‘Tell me about last night.’


*

‘Tonight is Oscars night,’ Ken beamed. ‘The big one. Numero Uno. Nights don’t get any bigger than this. The night of nights. The nightiest night of them all. The night which, according to all the forecasts, promises to be the greatest night of Bruce Delamitri’s life.’


*

‘Last night?’ said Bruce, who had given up trying to make contact with the cop and now spoke almost to himself. ‘Last night was more terrible than I could have imagined possible.’


*

‘You’re watching Coffee Time USA. We’ll be back after these messages,’ said the male presenter, whose name was not Ken but Oliver Martin. The studio lights dimmed and the Coffee Time logo came up while Oliver and his female colleague, Dale, stacked their papers in an important manner.

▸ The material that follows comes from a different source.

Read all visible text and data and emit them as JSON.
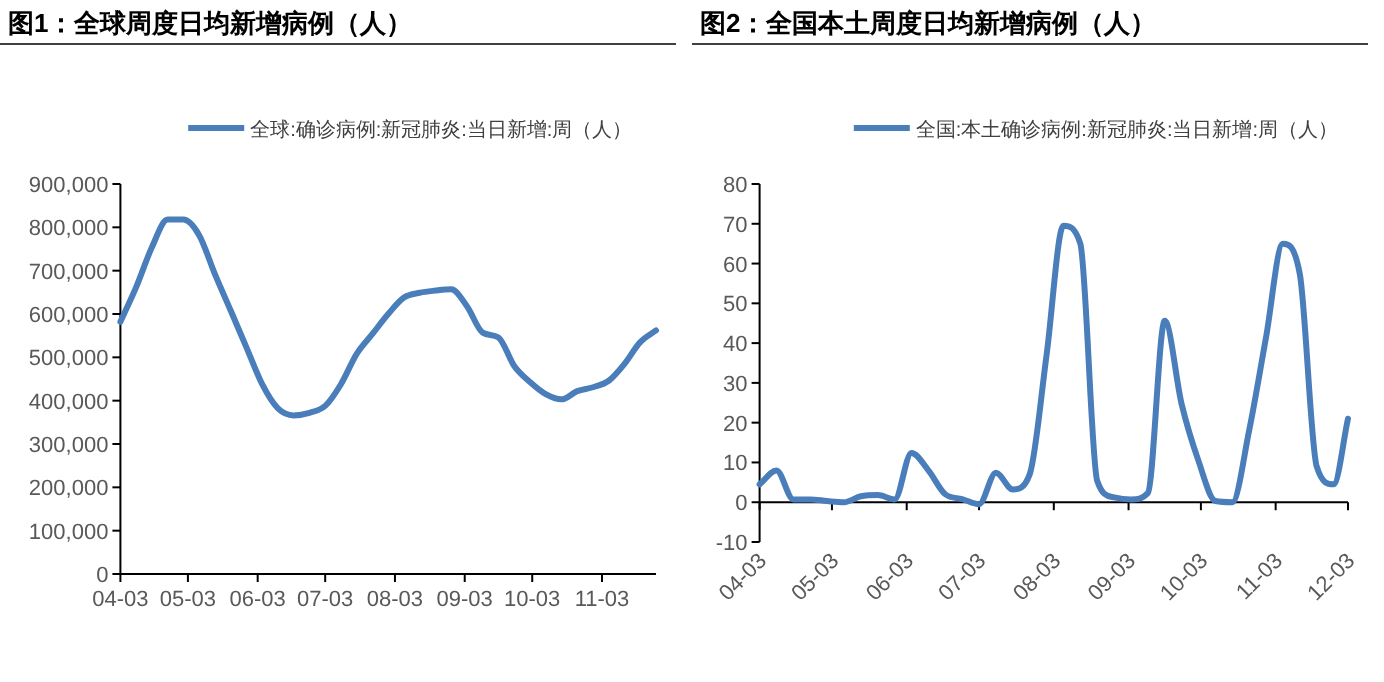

There was of course nothing on their papers, but maintaining the fiction that TV presenters are proper journalists, as opposed to people who read whatever comes up on the autocue, is one of the principal duties of currentaffairs broadcasting.

Bruce watched on the monitor in front of him as Oliver and Dale disappeared and were replaced on the screen by four bikiniclad babes clutching soda bottles and tumbling ecstatically out of an old VW Beetle.

‘A girl, a beach, it’s happening, it’s real.

It’s a boost, it’s a buzz, it’s the way you should feel!’

The studio controller killed the volume, and the bikini babes were left sucking on their bottles in muted delight.

‘One and a half minutes on the break,’ said the floor manager.

This was the signal for the makeup girls to rush in and pat gently away at all available faces. Oliver turned to Bruce, addressing him through a flurry of powder and pads.

‘I think what we need to concentrate on here is the fact that our industry is not a dream factory any more. We deal in gritty realism. We show it like it is.’

The makeup lady applied another layer of slap to Oliver’s already heavily caked features. The gritty reality was that anyone who had acquired such a deep and lustrous tan would long since have died of skin cancer. But Oliver was of the old school of TV presenting: he believed that sporting a thermonuclear tan was a mark of respect to the viewer, like wearing a nice shirt and tie. You had to show you’d made the effort.